Whether we agree or disagree with each writer’s analysis, the government’s policies are worthy of further discussion and debate. Unfortunately, far too many chapters get into questionable weeds. Consider Melanee Thomas’s essay on populism and gender, which is more or less a stereotypical far-left attack on Conservatives and their leaders. “I can understand skeptical readers dismissing the possibility that much of the UCP’s rhetoric and support is driven by sexist, racist, or homophobic reactions to group hierarchies being potentially eroded by the NDP government or the oil and gas bust,” she writes. So can I: because it’s simply not true. Kenney’s UCP had diverse policies and political support from across the province. It didn’t target specific groups during elections or while in power. Kenney also had plenty of female MLAs and cabinet ministers who held senior roles and made important political and economic contributions.

Roger Epp offers a study of rural areas and the politics of decline in order to illustrate a developing disconnect (or schism, one supposes) with the UCP. He suggests the government’s “rural policy interests under Kenney were focussed on resource extraction.” This predisposition led it to “reduce or suspend tax assessments for energy producers” over the “strong objections” of the Rural Municipalities of Alberta.
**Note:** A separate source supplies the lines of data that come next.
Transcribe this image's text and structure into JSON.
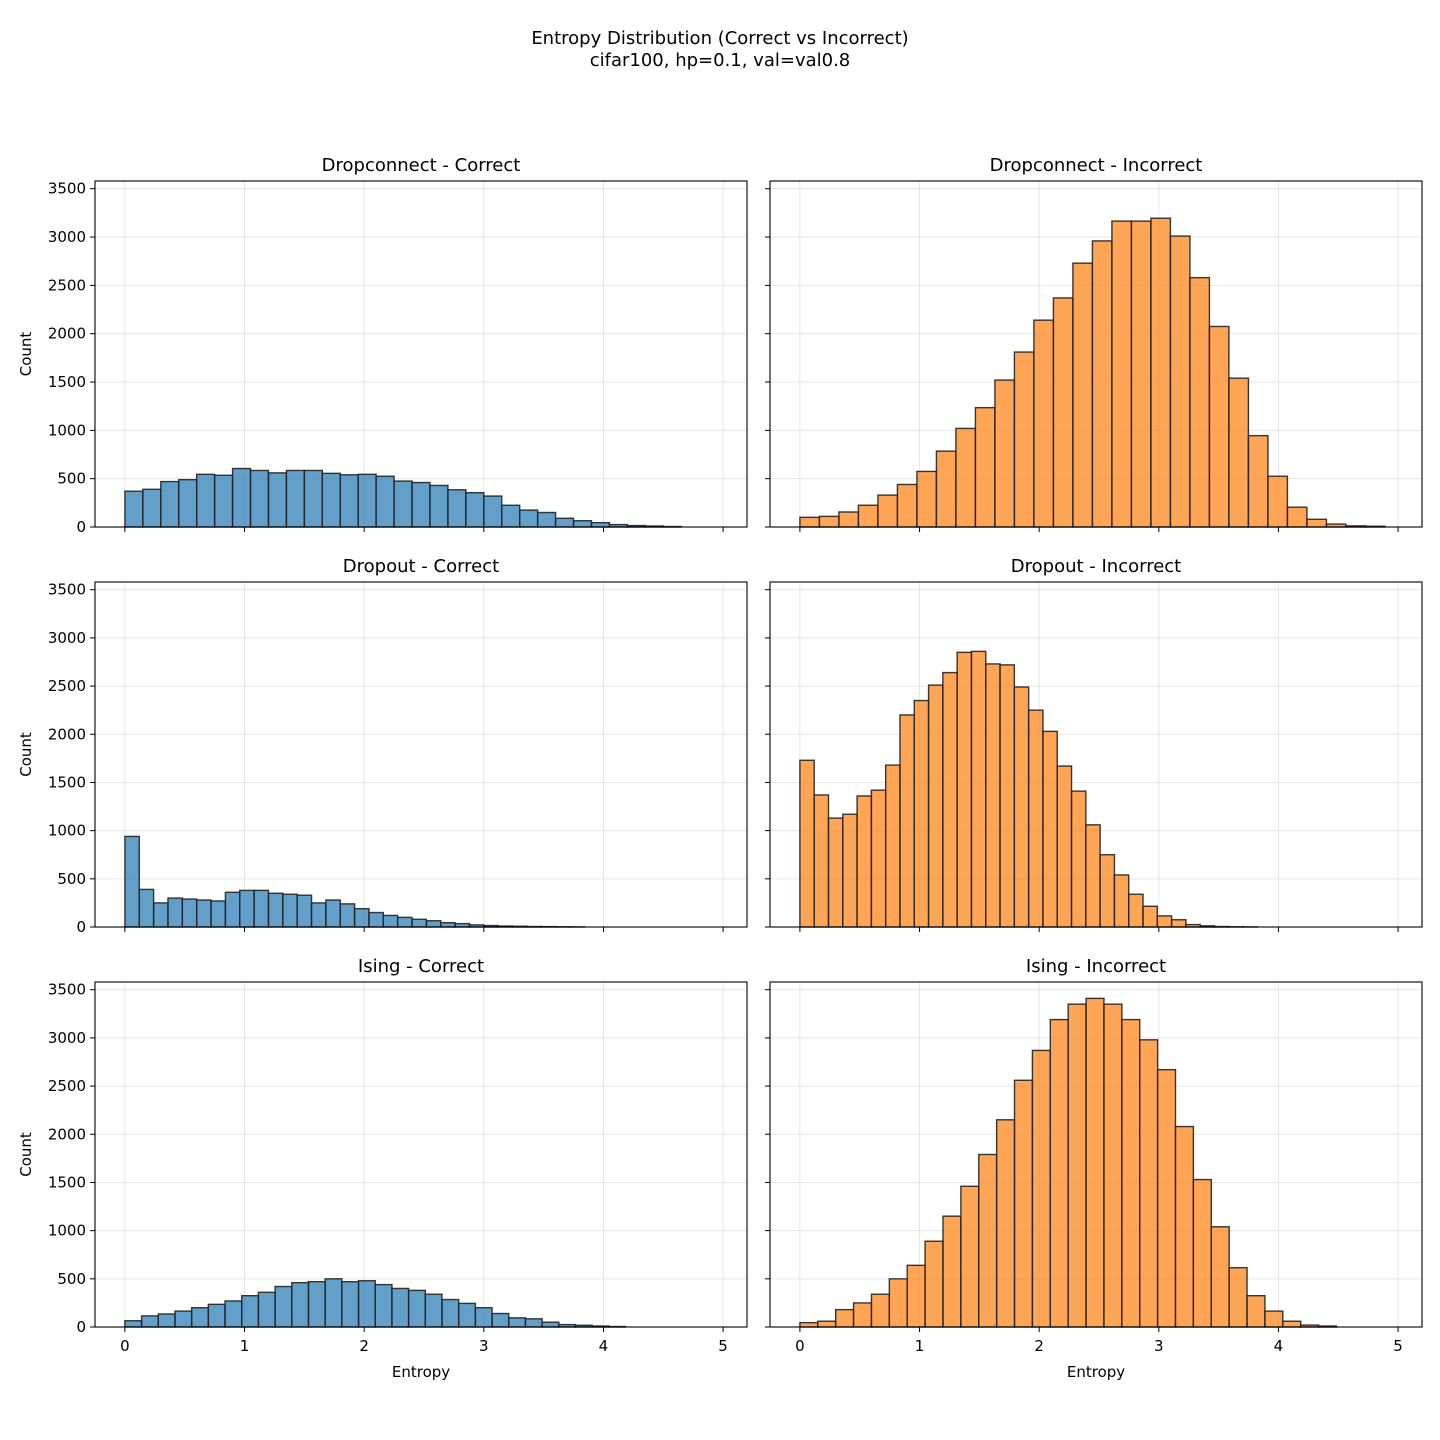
{
  "figure": {
    "title_line1": "Entropy Distribution (Correct vs Incorrect)",
    "title_line2": "cifar100, hp=0.1, val=val0.8"
  },
  "colors": {
    "correct": "#1f77b4",
    "incorrect": "#ff7f0e"
  },
  "chart_data": [
    {
      "type": "bar",
      "subtype": "histogram",
      "title": "Dropconnect - Correct",
      "xlabel": "",
      "ylabel": "Count",
      "xlim": [
        -0.25,
        5.2
      ],
      "ylim": [
        0,
        3580
      ],
      "xticks": [
        0,
        1,
        2,
        3,
        4,
        5
      ],
      "yticks": [
        0,
        500,
        1000,
        1500,
        2000,
        2500,
        3000,
        3500
      ],
      "show_xtick_labels": false,
      "show_ytick_labels": true,
      "series": "correct",
      "bin_start": 0.0,
      "bin_width": 0.15,
      "values": [
        370,
        390,
        470,
        490,
        545,
        535,
        605,
        585,
        560,
        585,
        585,
        555,
        540,
        545,
        525,
        475,
        460,
        430,
        385,
        355,
        320,
        225,
        175,
        150,
        90,
        65,
        45,
        25,
        15,
        10,
        5
      ]
    },
    {
      "type": "bar",
      "subtype": "histogram",
      "title": "Dropconnect - Incorrect",
      "xlabel": "",
      "ylabel": "",
      "xlim": [
        -0.25,
        5.2
      ],
      "ylim": [
        0,
        3580
      ],
      "xticks": [
        0,
        1,
        2,
        3,
        4,
        5
      ],
      "yticks": [
        0,
        500,
        1000,
        1500,
        2000,
        2500,
        3000,
        3500
      ],
      "show_xtick_labels": false,
      "show_ytick_labels": false,
      "series": "incorrect",
      "bin_start": 0.0,
      "bin_width": 0.163,
      "values": [
        100,
        110,
        155,
        225,
        330,
        440,
        575,
        785,
        1020,
        1235,
        1520,
        1810,
        2140,
        2370,
        2730,
        2960,
        3165,
        3165,
        3195,
        3010,
        2580,
        2075,
        1540,
        945,
        525,
        205,
        80,
        30,
        12,
        8
      ]
    },
    {
      "type": "bar",
      "subtype": "histogram",
      "title": "Dropout - Correct",
      "xlabel": "",
      "ylabel": "Count",
      "xlim": [
        -0.25,
        5.2
      ],
      "ylim": [
        0,
        3580
      ],
      "xticks": [
        0,
        1,
        2,
        3,
        4,
        5
      ],
      "yticks": [
        0,
        500,
        1000,
        1500,
        2000,
        2500,
        3000,
        3500
      ],
      "show_xtick_labels": false,
      "show_ytick_labels": true,
      "series": "correct",
      "bin_start": 0.0,
      "bin_width": 0.12,
      "values": [
        940,
        390,
        250,
        300,
        290,
        280,
        270,
        360,
        380,
        380,
        350,
        340,
        330,
        250,
        280,
        240,
        190,
        150,
        120,
        100,
        80,
        65,
        45,
        35,
        22,
        15,
        10,
        8,
        5,
        4,
        2,
        1
      ]
    },
    {
      "type": "bar",
      "subtype": "histogram",
      "title": "Dropout - Incorrect",
      "xlabel": "",
      "ylabel": "",
      "xlim": [
        -0.25,
        5.2
      ],
      "ylim": [
        0,
        3580
      ],
      "xticks": [
        0,
        1,
        2,
        3,
        4,
        5
      ],
      "yticks": [
        0,
        500,
        1000,
        1500,
        2000,
        2500,
        3000,
        3500
      ],
      "show_xtick_labels": false,
      "show_ytick_labels": false,
      "series": "incorrect",
      "bin_start": 0.0,
      "bin_width": 0.1195,
      "values": [
        1730,
        1370,
        1130,
        1170,
        1360,
        1420,
        1680,
        2200,
        2350,
        2510,
        2640,
        2850,
        2860,
        2730,
        2720,
        2490,
        2250,
        2030,
        1670,
        1410,
        1060,
        750,
        540,
        340,
        215,
        115,
        75,
        25,
        12,
        5,
        2,
        1
      ]
    },
    {
      "type": "bar",
      "subtype": "histogram",
      "title": "Ising - Correct",
      "xlabel": "Entropy",
      "ylabel": "Count",
      "xlim": [
        -0.25,
        5.2
      ],
      "ylim": [
        0,
        3580
      ],
      "xticks": [
        0,
        1,
        2,
        3,
        4,
        5
      ],
      "yticks": [
        0,
        500,
        1000,
        1500,
        2000,
        2500,
        3000,
        3500
      ],
      "show_xtick_labels": true,
      "show_ytick_labels": true,
      "series": "correct",
      "bin_start": 0.0,
      "bin_width": 0.1395,
      "values": [
        65,
        115,
        135,
        165,
        200,
        235,
        270,
        325,
        360,
        420,
        460,
        470,
        500,
        470,
        480,
        440,
        400,
        380,
        340,
        285,
        245,
        200,
        140,
        95,
        85,
        50,
        25,
        18,
        10,
        5
      ]
    },
    {
      "type": "bar",
      "subtype": "histogram",
      "title": "Ising - Incorrect",
      "xlabel": "Entropy",
      "ylabel": "",
      "xlim": [
        -0.25,
        5.2
      ],
      "ylim": [
        0,
        3580
      ],
      "xticks": [
        0,
        1,
        2,
        3,
        4,
        5
      ],
      "yticks": [
        0,
        500,
        1000,
        1500,
        2000,
        2500,
        3000,
        3500
      ],
      "show_xtick_labels": true,
      "show_ytick_labels": false,
      "series": "incorrect",
      "bin_start": 0.0,
      "bin_width": 0.1495,
      "values": [
        45,
        60,
        180,
        250,
        340,
        500,
        640,
        890,
        1150,
        1460,
        1790,
        2150,
        2560,
        2870,
        3190,
        3350,
        3410,
        3350,
        3190,
        2980,
        2670,
        2080,
        1530,
        1040,
        615,
        325,
        165,
        60,
        20,
        10
      ]
    }
  ]
}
Epp reports that when it came to Indigenous relations, Kenney argued that “Alberta oil, in effect, was not only ethical oil in a world where dictators and human rights abusers were going to keep producing it” but also “reconciliation oil.” And in southern Alberta, voters had to deal with “large-scale private solar developments,” bitcoin mining, and a global market that moved prices “increasingly out of reach of local people and livelihoods,” which would “certainly result in the transfer of more wealth out of rural places to lenders, investors, and heirs.” Overall, Epp’s argument is an odd one to make. Rural Alberta and conservative values have always gone hand in hand, despite infrequent disagreements over specific politics and policy. Smith’s success in rural ridings (winning thirty-seven of forty-one) shows that while support for the UCP may have briefly struggled under Kenney’s leadership, it never disintegrated.
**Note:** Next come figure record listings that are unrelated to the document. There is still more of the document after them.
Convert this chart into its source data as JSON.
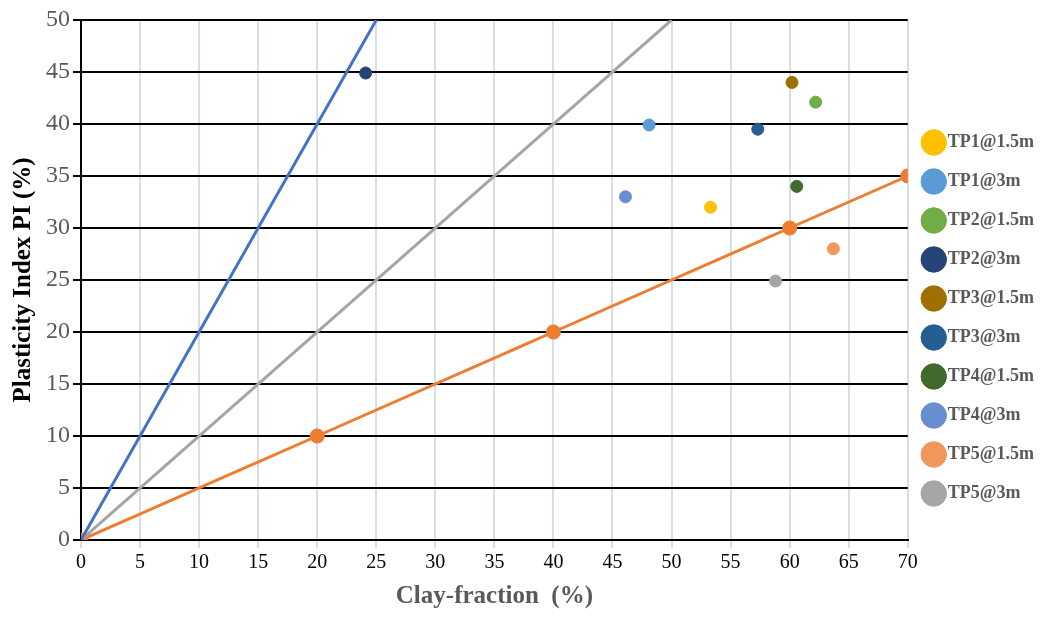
{
  "chart_data": {
    "type": "scatter",
    "xlabel": "Clay-fraction  (%)",
    "ylabel": "Plasticity Index PI (%)",
    "xlim": [
      0,
      70
    ],
    "xticks": [
      0,
      5,
      10,
      15,
      20,
      25,
      30,
      35,
      40,
      45,
      50,
      55,
      60,
      65,
      70
    ],
    "ylim": [
      0,
      50
    ],
    "yticks": [
      0,
      5,
      10,
      15,
      20,
      25,
      30,
      35,
      40,
      45,
      50
    ],
    "grid": true,
    "legend": "right",
    "marker": "circle",
    "series": [
      {
        "name": "TP1@1.5m",
        "color": "#ffc000",
        "x": [
          53.3
        ],
        "values": [
          32.0
        ]
      },
      {
        "name": "TP1@3m",
        "color": "#5b9bd5",
        "x": [
          48.1
        ],
        "values": [
          39.9
        ]
      },
      {
        "name": "TP2@1.5m",
        "color": "#70ad47",
        "x": [
          62.2
        ],
        "values": [
          42.1
        ]
      },
      {
        "name": "TP2@3m",
        "color": "#264478",
        "x": [
          24.1
        ],
        "values": [
          44.9
        ]
      },
      {
        "name": "TP3@1.5m",
        "color": "#9e7000",
        "x": [
          60.2
        ],
        "values": [
          44.0
        ]
      },
      {
        "name": "TP3@3m",
        "color": "#255e91",
        "x": [
          57.3
        ],
        "values": [
          39.5
        ]
      },
      {
        "name": "TP4@1.5m",
        "color": "#43682b",
        "x": [
          60.6
        ],
        "values": [
          34.0
        ]
      },
      {
        "name": "TP4@3m",
        "color": "#698ed0",
        "x": [
          46.1
        ],
        "values": [
          33.0
        ]
      },
      {
        "name": "TP5@1.5m",
        "color": "#f1975a",
        "x": [
          63.7
        ],
        "values": [
          28.0
        ]
      },
      {
        "name": "TP5@3m",
        "color": "#a5a5a5",
        "x": [
          58.8
        ],
        "values": [
          24.9
        ]
      },
      {
        "type": "line",
        "color": "#4472c4",
        "marker": "none",
        "x": [
          0,
          25
        ],
        "values": [
          0,
          50
        ]
      },
      {
        "type": "line",
        "color": "#a5a5a5",
        "marker": "none",
        "x": [
          0,
          50
        ],
        "values": [
          0,
          50
        ]
      },
      {
        "type": "line",
        "color": "#ed7d31",
        "marker": "circle",
        "x": [
          0,
          20,
          40,
          60,
          70
        ],
        "values": [
          0,
          10,
          20,
          30,
          35
        ]
      }
    ]
  }
}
Chaseten Remillard and Tyler Nagel provide a strange chapter on neo-liberalism in Alberta, centred on Kenney’s use of a blue pickup on his “Truck Tour,” which began in 2016 during his rise to provincial power. The co-authors propose that the Dodge Ram 1500 “functioned to mobilize a powerful set of existent cultural and societal repertoires.” In getting behind the wheel, Kenney entered “a symbology that neatly aligned with a host of neo-liberal populist myths of what Alberta is and who Albertans are.” Moreover, Kenney’s choice of vehicle “aligned his own personal political brand with the well-trodden symbology of the pickup truck, and brought together powerful myths of Alberta exceptionalism, sovereignty, anti-elitism, and populist homogeneity.” This is a classic case of making a mountain out of a molehill. Albertans have enjoyed trucks for generations. It has never mattered who they are, where they come from, or even how they vote. Kenney quite possibly drove a blue Dodge Ram across Alberta because — wait for it — he simply liked it. Not every decision in life is politically motivated.
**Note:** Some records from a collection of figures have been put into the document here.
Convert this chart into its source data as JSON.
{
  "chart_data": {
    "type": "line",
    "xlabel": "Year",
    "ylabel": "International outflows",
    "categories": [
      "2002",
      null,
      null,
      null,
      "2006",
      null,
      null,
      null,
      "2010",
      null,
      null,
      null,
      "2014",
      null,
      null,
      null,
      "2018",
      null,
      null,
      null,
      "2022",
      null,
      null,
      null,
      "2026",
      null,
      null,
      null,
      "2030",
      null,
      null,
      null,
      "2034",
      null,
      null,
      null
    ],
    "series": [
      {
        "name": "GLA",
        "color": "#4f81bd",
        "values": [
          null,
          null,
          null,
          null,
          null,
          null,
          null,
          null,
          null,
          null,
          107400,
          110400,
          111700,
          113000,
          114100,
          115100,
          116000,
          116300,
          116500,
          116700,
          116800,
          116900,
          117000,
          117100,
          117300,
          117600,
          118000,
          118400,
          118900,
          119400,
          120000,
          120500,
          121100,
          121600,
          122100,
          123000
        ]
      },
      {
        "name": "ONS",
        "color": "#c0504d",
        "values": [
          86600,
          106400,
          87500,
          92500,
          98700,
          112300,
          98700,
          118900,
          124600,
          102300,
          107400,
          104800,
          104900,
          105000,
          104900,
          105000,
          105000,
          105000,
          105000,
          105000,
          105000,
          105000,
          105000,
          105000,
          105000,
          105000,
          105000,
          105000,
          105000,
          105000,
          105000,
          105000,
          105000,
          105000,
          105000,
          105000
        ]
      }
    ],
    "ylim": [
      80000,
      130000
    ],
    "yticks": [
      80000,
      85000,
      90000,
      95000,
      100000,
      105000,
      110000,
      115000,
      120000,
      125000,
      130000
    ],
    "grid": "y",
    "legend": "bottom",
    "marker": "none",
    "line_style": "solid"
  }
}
Ultimately, the wild fluctuation between thought-provoking leftist critiques and rigid hard-left ideological rants makes Blue Storm a frustrating and less than satisfying read. Those expecting plenty of thunder and lightning in this Sturm und Drang will in fact find little more than light rain and an assortment of puddles.

Michael Taube is a columnist for the National Post, Loonie Politics, and Troy Media. Previously, he was a speech writer for Prime Minister Stephen Harper.